Transplacental infection of toxoplasma retinochoroiditis to the fetus has been shown to occur in 20% of pregnancies with active maternal infection. The severity of the fetal infection depends on the stage of pregnancy. In the first trimester, toxoplasmosis can result in abortion or in an infant with retinochoroiditis, encephalitis with associated intracerebral calcification, hydrocephalus, and mental retardation.

Ocular manifestation often consists of bilateral retinochoroiditis in the posterior pole, particularly in the macula region. Ocular manifestation may become evident during or shortly after a systemic infection, or months to years later.

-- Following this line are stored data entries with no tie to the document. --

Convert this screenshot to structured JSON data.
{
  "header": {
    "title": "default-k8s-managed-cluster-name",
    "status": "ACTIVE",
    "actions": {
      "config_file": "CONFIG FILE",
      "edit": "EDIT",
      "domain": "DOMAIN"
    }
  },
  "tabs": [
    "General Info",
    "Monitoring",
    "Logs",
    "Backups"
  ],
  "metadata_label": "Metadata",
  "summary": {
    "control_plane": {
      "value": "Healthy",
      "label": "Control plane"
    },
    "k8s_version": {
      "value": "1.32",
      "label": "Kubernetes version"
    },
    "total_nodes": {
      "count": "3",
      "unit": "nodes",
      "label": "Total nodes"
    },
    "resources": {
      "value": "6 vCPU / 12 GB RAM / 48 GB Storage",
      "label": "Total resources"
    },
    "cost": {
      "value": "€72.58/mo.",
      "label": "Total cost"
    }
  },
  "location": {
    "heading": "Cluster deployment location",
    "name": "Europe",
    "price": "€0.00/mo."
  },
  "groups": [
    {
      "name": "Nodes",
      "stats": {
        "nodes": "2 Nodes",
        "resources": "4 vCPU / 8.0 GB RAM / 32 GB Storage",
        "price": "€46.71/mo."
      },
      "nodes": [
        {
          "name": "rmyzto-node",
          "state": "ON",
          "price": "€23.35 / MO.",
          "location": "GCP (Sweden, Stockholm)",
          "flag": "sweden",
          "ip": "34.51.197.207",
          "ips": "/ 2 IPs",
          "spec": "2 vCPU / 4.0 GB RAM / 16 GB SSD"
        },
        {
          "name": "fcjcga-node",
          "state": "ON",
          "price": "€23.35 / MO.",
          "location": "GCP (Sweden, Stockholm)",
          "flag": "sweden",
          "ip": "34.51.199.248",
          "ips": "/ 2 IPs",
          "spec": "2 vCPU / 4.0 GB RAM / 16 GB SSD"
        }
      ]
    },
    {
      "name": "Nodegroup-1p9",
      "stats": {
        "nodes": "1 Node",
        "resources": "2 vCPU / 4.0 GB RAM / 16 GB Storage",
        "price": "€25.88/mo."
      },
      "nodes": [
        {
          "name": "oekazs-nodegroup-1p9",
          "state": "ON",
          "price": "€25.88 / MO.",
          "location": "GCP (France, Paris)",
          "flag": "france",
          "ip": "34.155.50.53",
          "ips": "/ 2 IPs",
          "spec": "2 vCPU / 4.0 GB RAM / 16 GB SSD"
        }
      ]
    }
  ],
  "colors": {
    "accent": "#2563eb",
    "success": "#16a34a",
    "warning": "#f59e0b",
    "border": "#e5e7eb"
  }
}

The usual ocular lesion of toxoplasmosis is a focal necrotizing retinitis, with white infiltration and surrounding retinal edema. Anterior segment uveitis, with keratic precipitates and anterior chamber cells and flare, is common. The areas of retinitis may be single or multiple, small or large, and frequently are adjacent to inactive chorioretinal scars. Vitreous cellular reactions over the areas of retinitis often are present.

Vitreous precipitates on the posterior surface of the detached vitreous may be present. In addition, vitreous debris, optic disc swelling, neuroretinitis, mild granulomatous iritis, localized vasculitis, and retinal artery or vein occlusion in the area of the inflammation may be present. Occasionally, a chorioretinal scar may be seen in the uninvolved eye.